Cloudflare has announced the deployment of its 12th generation servers, powered by AMD EPYC 9684X Genoa-X processors, delivering improved performance and efficiency across its infrastructure.
The new processor has 96 cores, 192 threads and a massive 1152MB L3 cache – three times as much as AMD’s standard Genoa processors.
This substantial cache boost helps reduce latency and improve performance in data-intensive applications, with Cloudflare saying Genoa-X delivers a 22.5% improvement over other AMD EPYC models.
Updated AI developer products
According to the cloud provider, the new Gen 12 servers can handle up to 145% more requests per second (RPS) and offer a 63% increase in energy efficiency compared to the previous Gen 11 models. The updated thermal-mechanical design and expanded GPU support provide enhanced capabilities for AI and machine learning workloads.
The new servers are equipped with 384 GB of DDR5-4800 memory across 12 channels, 16 TB of NVMe storage and dual 25 GbE network connectivity. This configuration enables Cloudflare to support higher memory throughput and faster storage access, optimizing performance for a range of compute-intensive tasks. Additionally, each server is powered by dual 800W titanium-grade power supplies, ensuring greater energy efficiency in the global data centers.
Cloudflare would like to emphasize that these improvements are not just about brute force, but also about delivering more efficient performance. The company says the move from a 1U to a 2U form factor, along with an improved airflow design, reduced fan power consumption by 150W, contributing to the server’s overall efficiency gains. The power consumption of the Gen 12 server is 600 W under normal operating conditions, a notable increase over the 400 W of the Gen 11 server, but justified by the significant performance improvements.

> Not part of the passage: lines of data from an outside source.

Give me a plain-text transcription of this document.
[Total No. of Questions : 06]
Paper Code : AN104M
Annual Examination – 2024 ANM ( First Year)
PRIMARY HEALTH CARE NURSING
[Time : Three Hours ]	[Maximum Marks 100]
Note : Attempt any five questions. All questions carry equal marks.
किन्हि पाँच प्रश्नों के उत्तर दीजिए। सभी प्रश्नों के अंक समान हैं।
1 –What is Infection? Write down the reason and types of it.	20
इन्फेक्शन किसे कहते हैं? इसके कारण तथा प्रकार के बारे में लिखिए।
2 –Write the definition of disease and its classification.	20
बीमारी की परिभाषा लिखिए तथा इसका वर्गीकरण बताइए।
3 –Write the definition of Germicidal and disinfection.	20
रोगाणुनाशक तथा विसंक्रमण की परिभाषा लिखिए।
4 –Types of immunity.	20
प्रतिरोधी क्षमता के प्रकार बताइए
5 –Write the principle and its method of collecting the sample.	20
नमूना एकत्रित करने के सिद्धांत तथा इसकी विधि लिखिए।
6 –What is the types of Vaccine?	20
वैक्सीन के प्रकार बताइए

The new generation also includes enhanced security features with hardware root of trust (HRoT) and Data Center Secure Control Module (DC-SCM 2.0) integration. This arrangement ensures boot firmware integrity and modular security, protects against firmware attacks and reduces vulnerabilities.
The Gen 12 servers are designed with GPU scalability in mind, supporting up to two PCIe add-in cards for AI inference and other specialized workloads. This design allows Cloudflare to strategically deploy GPUs to minimize latency in regions with high demand for AI processing. Looking ahead, Cloudflare says it has begun testing fifth-generation AMD EPYC “Turin” CPUs for its future Gen 13 servers.
Additionally, Cloudflare has introduced major upgrades to its AI developer products. Workers AI is now powered by more powerful GPUs across its network of more than 180 cities, allowing it to process larger models such as Meta’s Llama 3.1 70B and Llama 3.2, and tackle more complex AI tasks. AI Gateway, a tool for monitoring and optimizing AI deployments, has been upgraded with persistent logs (currently in beta) that enable detailed performance analytics using search, tagging, and annotation features. Finally, Vectorize, Cloudflare’s vector database, is generally available, supports indexes up to five million vectors, and significantly reduces latency. Additionally, Cloudflare has moved to a simpler, unit-based pricing structure for its three products, making cost management clearer.